Landslide Scars Detection using Remote Sensing and Pattern Recognition Techniques: Comparison Among Artificial Neural Networks, Gaussian Maximum Likelihood, Random Forest, and Support Vector Machine Classifiers
Author(s) -
Tatiana Dias Tardelli Uehara,
Sabrina Paes Leme Passos Corrêa,
Renata Pacheco Quevedo,
Thales Sehn Körting,
Luciano Vieira Dutra,
Camilo Daleles Rennó
Publication year - 2020
Publication title -
rbc. revista brasileira de cartografia/revista brasileira de cartografia
Language(s) - English
Resource type - Journals
eISSN - 1808-0936
pISSN - 0560-4613
DOI - 10.14393/rbcv72n4-54037
Subject(s) - support vector machine , random forest , landslide , artificial intelligence , computer science , pattern recognition (psychology) , artificial neural network , digital elevation model , remote sensing , feature selection , vegetation (pathology) , geology , geomorphology , medicine , pathology
Landslide inventory is an essential tool to support disaster risk mitigation.

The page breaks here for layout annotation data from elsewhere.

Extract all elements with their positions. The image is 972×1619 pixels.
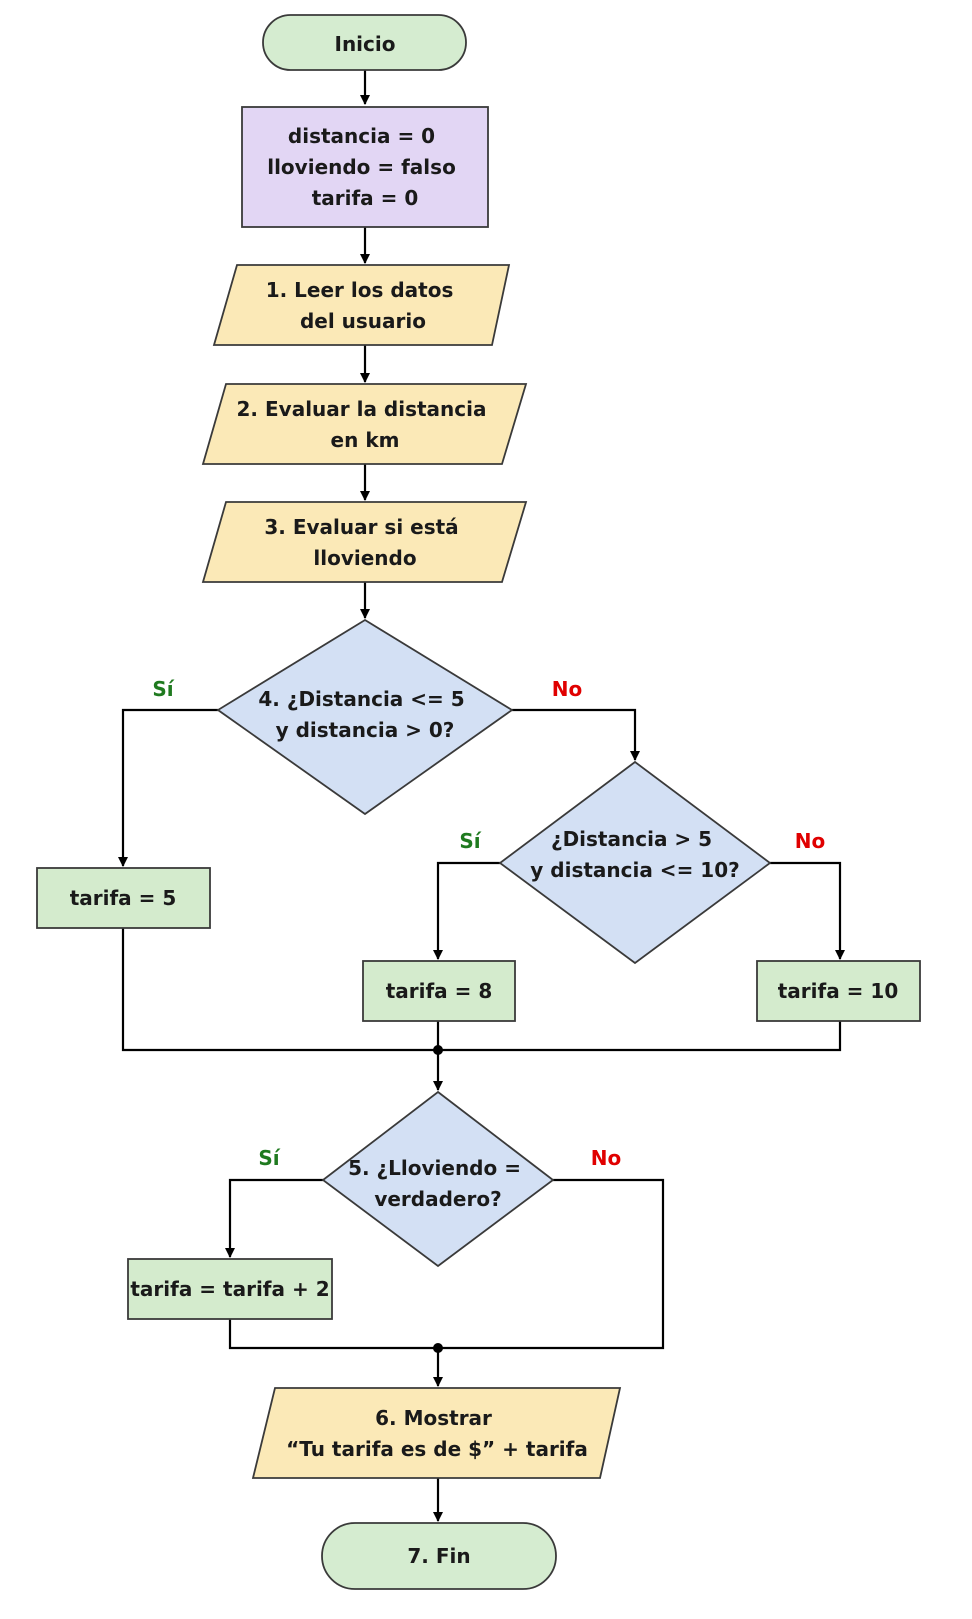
evalrain-label: 3. Evaluar si está lloviendo <box>264 515 465 570</box>
tarifa5-line-1: tarifa = 5 <box>70 886 177 910</box>
dec2-line-2: y distancia <= 10? <box>530 858 739 882</box>
evalrain-line-2: lloviendo <box>313 546 416 570</box>
dec2-no-label: No <box>795 829 825 853</box>
tarifa10-process <box>756 960 921 1022</box>
dec1-label: 4. ¿Distancia <= 5 y distancia > 0? <box>258 687 471 742</box>
start-label: Inicio <box>335 32 396 56</box>
init-line-1: distancia = 0 <box>288 124 435 148</box>
read-line-2: del usuario <box>300 309 426 333</box>
merge-dot-1 <box>433 1045 443 1055</box>
dec1-line-1: 4. ¿Distancia <= 5 <box>258 687 464 711</box>
add2-label: tarifa = tarifa + 2 <box>130 1277 329 1301</box>
edge-dec3-yes <box>225 1178 323 1258</box>
connectors <box>118 70 845 1522</box>
dec1-no-label: No <box>552 677 582 701</box>
init-line-2: lloviendo = falso <box>267 155 456 179</box>
dec3-label: 5. ¿Lloviendo = verdadero? <box>348 1156 528 1211</box>
add2-line-1: tarifa = tarifa + 2 <box>130 1277 329 1301</box>
branch-labels: Sí No Sí No Sí No <box>152 677 825 1170</box>
tarifa5-process <box>36 867 211 929</box>
tarifa5-label: tarifa = 5 <box>70 886 177 910</box>
dec3-line-1: 5. ¿Lloviendo = <box>348 1156 521 1180</box>
end-terminal <box>321 1522 557 1590</box>
tarifa8-line-1: tarifa = 8 <box>386 979 493 1003</box>
evaldist-line-1: 2. Evaluar la distancia <box>237 397 487 421</box>
read-label: 1. Leer los datos del usuario <box>266 278 461 333</box>
dec3-yes-label: Sí <box>258 1146 280 1170</box>
evaldist-input <box>201 383 528 465</box>
tarifa10-line-1: tarifa = 10 <box>778 979 899 1003</box>
dec1-yes-label: Sí <box>152 677 174 701</box>
edge-dec1-yes <box>118 708 218 867</box>
dec2-line-1: ¿Distancia > 5 <box>551 827 712 851</box>
end-line-1: 7. Fin <box>407 1544 470 1568</box>
nodes <box>36 14 921 1590</box>
tarifa8-process <box>362 960 516 1022</box>
start-line-1: Inicio <box>335 32 396 56</box>
node-labels: Inicio distancia = 0 lloviendo = falso t… <box>70 32 899 1568</box>
add2-process <box>127 1258 333 1320</box>
edge-merge-1 <box>121 928 842 1052</box>
init-label: distancia = 0 lloviendo = falso tarifa =… <box>267 124 463 210</box>
dec3-line-2: verdadero? <box>374 1187 501 1211</box>
decision-rain <box>321 1090 555 1268</box>
tarifa8-label: tarifa = 8 <box>386 979 493 1003</box>
init-process <box>241 106 489 228</box>
dec3-no-label: No <box>591 1146 621 1170</box>
decision-distance-10 <box>498 760 772 965</box>
dec1-line-2: y distancia > 0? <box>276 718 455 742</box>
show-line-2: “Tu tarifa es de $” + tarifa <box>286 1437 588 1461</box>
edge-dec2-yes <box>433 861 500 960</box>
edge-add2-merge <box>228 1319 438 1350</box>
tarifa10-label: tarifa = 10 <box>778 979 899 1003</box>
read-input <box>212 264 511 346</box>
dec2-yes-label: Sí <box>459 829 481 853</box>
show-output <box>251 1387 622 1479</box>
edge-dec1-no <box>512 708 640 761</box>
init-line-3: tarifa = 0 <box>312 186 419 210</box>
evalrain-input <box>201 501 528 583</box>
end-label: 7. Fin <box>407 1544 470 1568</box>
decision-distance-5 <box>216 618 514 816</box>
show-label: 6. Mostrar “Tu tarifa es de $” + tarifa <box>286 1406 588 1461</box>
edge-dec2-no <box>770 861 845 960</box>
show-line-1: 6. Mostrar <box>375 1406 492 1430</box>
edge-dec3-no <box>438 1178 665 1350</box>
evaldist-label: 2. Evaluar la distancia en km <box>237 397 494 452</box>
evalrain-line-1: 3. Evaluar si está <box>264 515 458 539</box>
dec2-label: ¿Distancia > 5 y distancia <= 10? <box>530 827 739 882</box>
evaldist-line-2: en km <box>331 428 400 452</box>
start-terminal <box>262 14 467 71</box>
read-line-1: 1. Leer los datos <box>266 278 454 302</box>
merge-dot-2 <box>433 1343 443 1353</box>
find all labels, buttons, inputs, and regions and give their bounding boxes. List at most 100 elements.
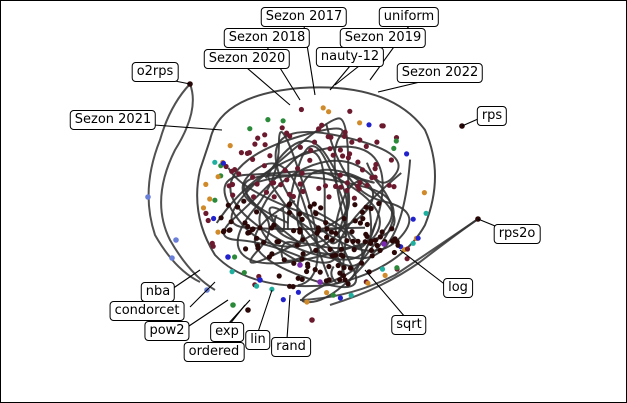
map-dot [297,181,303,187]
map-dot [228,219,234,225]
map-dot [244,150,250,156]
map-dot [395,242,401,248]
map-dot [368,240,374,246]
label-sezon-2020: Sezon 2020 [203,49,291,69]
map-dot [234,204,241,210]
map-dot [215,229,221,235]
map-dot [255,135,261,141]
map-dot [311,201,317,207]
label-sezon-2019: Sezon 2019 [339,28,427,48]
map-dot [145,194,151,200]
map-dot [366,122,372,128]
map-dot [410,240,416,246]
map-dot [281,257,287,263]
map-path [223,169,381,250]
map-dot [212,159,218,165]
leader-line [399,249,448,287]
map-dot [347,108,353,114]
label-rps2o: rps2o [493,224,541,244]
map-dot [287,283,293,289]
leader-line [257,289,273,333]
map-dot [254,235,260,241]
leader-line [377,81,421,93]
map-dot [263,189,270,195]
map-dot [269,286,275,292]
map-dot [415,235,421,241]
label-sezon-2017: Sezon 2017 [260,7,348,27]
map-dot [225,254,231,260]
map-dot [317,279,323,285]
leader-line [461,118,479,127]
map-dot [299,170,305,176]
map-dot [294,242,300,248]
map-dot [265,117,271,123]
map-dot [326,109,332,115]
map-dot [227,143,233,149]
map-path-o2rps [160,83,216,291]
map-dot [340,153,346,159]
map-dot [329,253,336,259]
map-dot [376,200,382,207]
map-dot [203,210,209,216]
map-dot [207,196,213,202]
map-path [241,162,351,278]
map-dot [357,137,363,143]
map-dot [317,269,323,275]
map-dot [372,174,378,180]
map-dot [364,221,370,228]
label-lin: lin [245,330,271,350]
map-dot [236,171,242,177]
map-dot [341,133,347,139]
map-dot [404,151,410,157]
map-dot [312,267,318,273]
map-dot [344,180,350,186]
map-dot [318,205,324,211]
map-dot [279,125,285,131]
map-dot [261,163,267,169]
map-dot [326,263,332,270]
map-dot [345,155,351,161]
map-dot [305,261,311,267]
label-nauty-12: nauty-12 [315,47,385,67]
map-dot [359,260,365,266]
map-dot [307,204,313,210]
map-dot [295,165,301,172]
map-dot [380,123,386,129]
map-dot [350,238,356,244]
map-dot [262,132,268,138]
label-ordered: ordered [183,342,245,362]
map-dot [254,209,260,215]
map-dot [225,202,231,208]
map-dot [251,194,257,200]
path-layer [147,83,479,306]
map-dot [352,202,358,208]
map-dot [374,139,380,145]
map-dot [323,278,329,284]
map-dot [316,185,322,191]
map-dot [356,186,362,192]
map-dot [205,217,211,224]
map-dot [355,159,361,165]
map-dot [257,277,263,283]
map-dot [359,167,366,173]
map-dot [347,151,353,157]
map-dot [320,105,326,111]
map-dot [220,160,226,166]
map-dot [247,126,253,132]
map-dot [342,129,348,135]
map-dot [423,210,429,216]
map-dot [308,147,314,153]
map-path-outer [196,86,436,288]
map-dot [394,265,400,271]
map-dot [211,215,217,222]
map-dot [369,253,375,259]
map-dot [218,215,224,221]
map-dot [344,238,350,244]
map-dot [232,167,238,173]
map-dot [347,265,354,271]
map-dot [307,157,313,163]
map-dot [262,142,268,148]
label-rps: rps [476,106,508,126]
map-dot [226,183,232,189]
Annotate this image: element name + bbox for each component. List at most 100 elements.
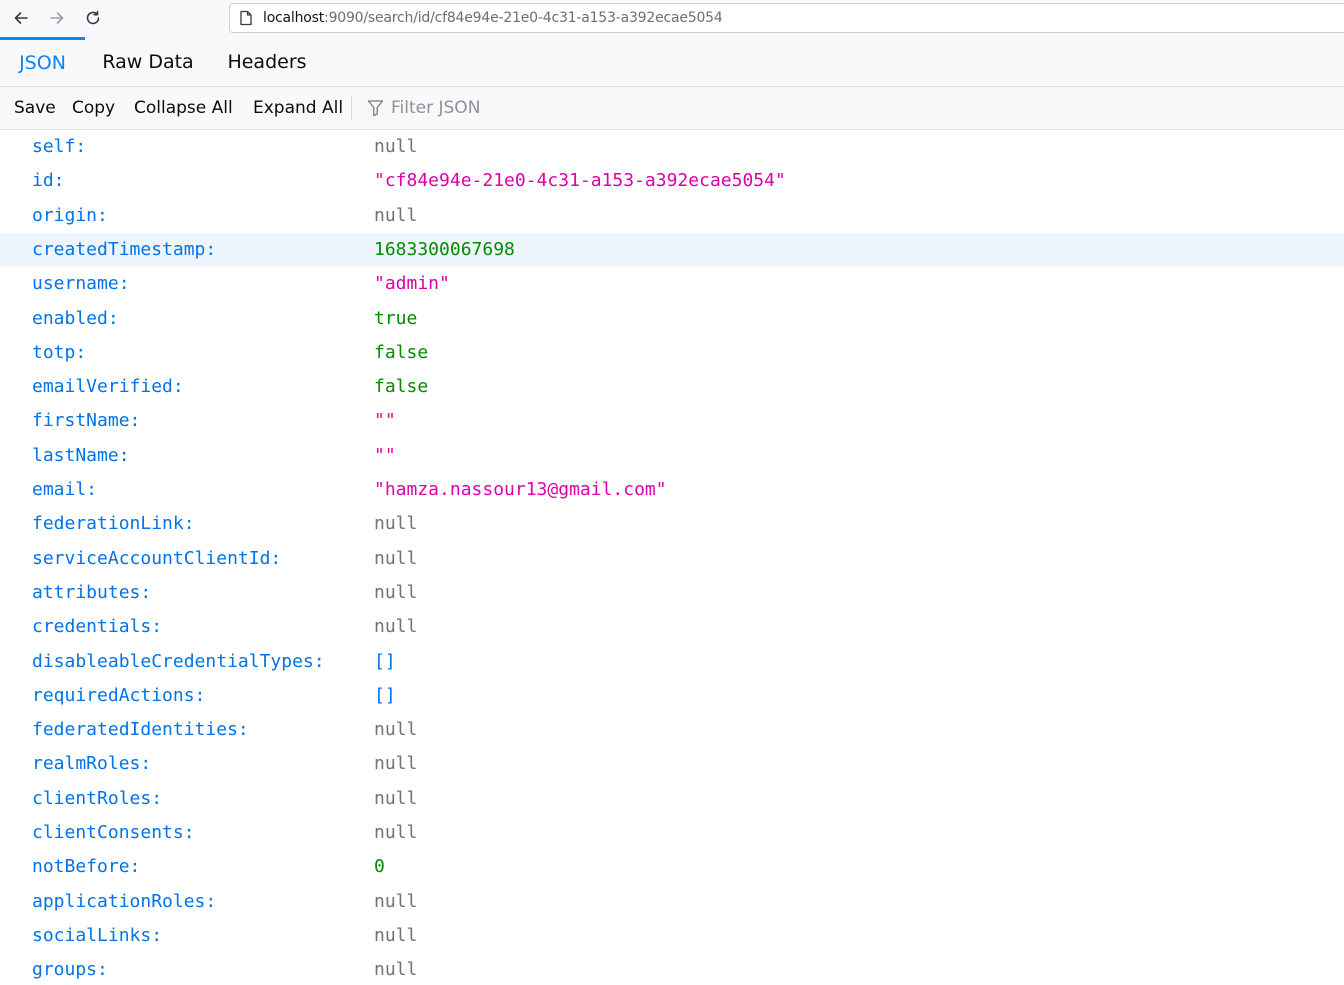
reload-button[interactable] bbox=[80, 5, 106, 31]
json-row[interactable]: id: "cf84e94e-21e0-4c31-a153-a392ecae5054… bbox=[0, 164, 1344, 198]
json-row[interactable]: enabled: true bbox=[0, 302, 1344, 336]
filter-icon bbox=[366, 99, 384, 117]
json-value: null bbox=[374, 513, 418, 535]
json-value: "cf84e94e-21e0-4c31-a153-a392ecae5054" bbox=[374, 170, 786, 192]
json-key: federationLink: bbox=[32, 513, 195, 535]
json-key: emailVerified: bbox=[32, 376, 184, 398]
arrow-right-icon bbox=[50, 12, 64, 24]
tab-headers[interactable]: Headers bbox=[227, 50, 307, 73]
toolbar-divider bbox=[351, 96, 352, 120]
json-key: realmRoles: bbox=[32, 753, 152, 775]
json-key: totp: bbox=[32, 341, 87, 363]
json-tree: self: null id: "cf84e94e-21e0-4c31-a153-a39… bbox=[0, 130, 1344, 985]
back-button[interactable] bbox=[8, 5, 34, 31]
json-row[interactable]: createdTimestamp: 1683300067698 bbox=[0, 232, 1344, 267]
json-key: notBefore: bbox=[32, 856, 141, 878]
url-bar[interactable]: localhost:9090/search/id/cf84e94e-21e0-4… bbox=[229, 3, 1344, 33]
json-key: attributes: bbox=[32, 581, 152, 603]
tab-raw-data[interactable]: Raw Data bbox=[102, 50, 194, 73]
json-row[interactable]: username: "admin" bbox=[0, 267, 1344, 301]
json-key: firstName: bbox=[32, 410, 141, 432]
url-path: :9090/search/id/cf84e94e-21e0-4c31-a153-… bbox=[324, 10, 723, 26]
json-value: false bbox=[374, 376, 429, 398]
url-text: localhost:9090/search/id/cf84e94e-21e0-4… bbox=[263, 10, 723, 26]
json-row[interactable]: email: "hamza.nassour13@gmail.com" bbox=[0, 473, 1344, 507]
json-value: null bbox=[374, 616, 418, 638]
json-value: null bbox=[374, 204, 418, 226]
json-row[interactable]: disableableCredentialTypes: [] bbox=[0, 645, 1344, 679]
json-row[interactable]: federationLink: null bbox=[0, 507, 1344, 541]
json-value: "hamza.nassour13@gmail.com" bbox=[374, 479, 667, 500]
json-key: email: bbox=[32, 479, 98, 500]
json-value: [] bbox=[374, 650, 396, 672]
json-toolbar: Save Copy Collapse All Expand All bbox=[0, 87, 1344, 130]
json-row[interactable]: attributes: null bbox=[0, 576, 1344, 610]
json-value: null bbox=[374, 959, 418, 981]
json-row[interactable]: clientRoles: null bbox=[0, 782, 1344, 816]
tab-json[interactable]: JSON bbox=[0, 37, 85, 86]
json-value: "admin" bbox=[374, 273, 450, 295]
json-row[interactable]: applicationRoles:null bbox=[0, 885, 1344, 919]
json-row[interactable]: totp: false bbox=[0, 336, 1344, 370]
json-value: 1683300067698 bbox=[374, 238, 515, 260]
json-key: clientConsents: bbox=[32, 822, 195, 843]
json-key: federatedIdentities: bbox=[32, 719, 249, 741]
json-value: "" bbox=[374, 444, 396, 466]
json-key: serviceAccountClientId: bbox=[32, 547, 282, 569]
json-row[interactable]: federatedIdentities: null bbox=[0, 713, 1344, 747]
json-value: true bbox=[374, 307, 418, 329]
json-row[interactable]: lastName: "" bbox=[0, 439, 1344, 473]
json-row[interactable]: groups: null bbox=[0, 953, 1344, 985]
json-value: null bbox=[374, 581, 418, 603]
json-key: enabled: bbox=[32, 307, 119, 329]
forward-button[interactable] bbox=[44, 5, 70, 31]
json-key: groups: bbox=[32, 959, 108, 981]
json-value: null bbox=[374, 924, 418, 946]
json-key: requiredActions: bbox=[32, 684, 206, 706]
json-key: applicationRoles: bbox=[32, 890, 217, 912]
page-icon bbox=[238, 10, 254, 26]
json-key: username: bbox=[32, 273, 130, 295]
json-value: null bbox=[374, 822, 418, 843]
arrow-left-icon bbox=[14, 12, 28, 24]
copy-button[interactable]: Copy bbox=[72, 98, 116, 118]
json-key: lastName: bbox=[32, 444, 130, 466]
collapse-all-button[interactable]: Collapse All bbox=[134, 98, 233, 118]
json-row[interactable]: clientConsents: null bbox=[0, 816, 1344, 850]
json-key: disableableCredentialTypes: bbox=[32, 650, 325, 672]
json-value: null bbox=[374, 547, 418, 569]
save-button[interactable]: Save bbox=[14, 98, 56, 118]
json-row[interactable]: realmRoles: null bbox=[0, 747, 1344, 781]
json-key: credentials: bbox=[32, 616, 163, 638]
json-row[interactable]: firstName: "" bbox=[0, 404, 1344, 438]
json-value: 0 bbox=[374, 856, 385, 878]
viewer-tabs: JSON Raw Data Headers bbox=[0, 37, 1344, 87]
browser-toolbar: localhost:9090/search/id/cf84e94e-21e0-4… bbox=[0, 0, 1344, 37]
json-key: self: bbox=[32, 136, 87, 157]
json-value: null bbox=[374, 753, 418, 775]
json-row[interactable]: emailVerified: false bbox=[0, 370, 1344, 404]
json-value: null bbox=[374, 719, 418, 741]
json-row[interactable]: socialLinks: null bbox=[0, 919, 1344, 953]
json-row[interactable]: serviceAccountClientId: null bbox=[0, 542, 1344, 576]
filter-field[interactable] bbox=[366, 87, 966, 129]
json-key: socialLinks: bbox=[32, 924, 163, 946]
json-key: id: bbox=[32, 170, 65, 192]
json-key: clientRoles: bbox=[32, 787, 163, 809]
json-value: false bbox=[374, 341, 429, 363]
url-host: localhost bbox=[263, 10, 325, 26]
json-row[interactable]: self: null bbox=[0, 130, 1344, 164]
filter-json-input[interactable] bbox=[391, 98, 891, 118]
expand-all-button[interactable]: Expand All bbox=[253, 98, 344, 118]
json-value: null bbox=[374, 787, 418, 809]
json-row[interactable]: origin: null bbox=[0, 199, 1344, 233]
json-row[interactable]: requiredActions: [] bbox=[0, 679, 1344, 713]
json-key: createdTimestamp: bbox=[32, 238, 217, 260]
json-key: origin: bbox=[32, 204, 108, 226]
json-value: "" bbox=[374, 410, 396, 432]
json-value: [] bbox=[374, 684, 396, 706]
reload-icon bbox=[86, 10, 100, 25]
json-row[interactable]: credentials: null bbox=[0, 610, 1344, 644]
json-row[interactable]: notBefore: 0 bbox=[0, 850, 1344, 884]
json-value: null bbox=[374, 136, 418, 157]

The inventory is usually obtained via conventional methods, as visual interpretation of remote sensing images, or semi-automatic methods, through pattern recognition. In this study, four classification algorithms are compared to detect landslides scars: Artificial Neural Network (ANN), Maximum Likelihood (ML), Random Forest (RF) and Support Vector Machine (SVM). From Sentinel-2A imagery and SRTM’s Digital Elevation Model (DEM), vegetation indices and slope features were extracted and selected for two areas at the Rolante River Catchment, in Brazil. The classification products showed that the ML and the RF presented superior results with OA values above 92% for both study areas. These best accuracy’s results were identified in classifications using all attributes as input, so without previous feature selection.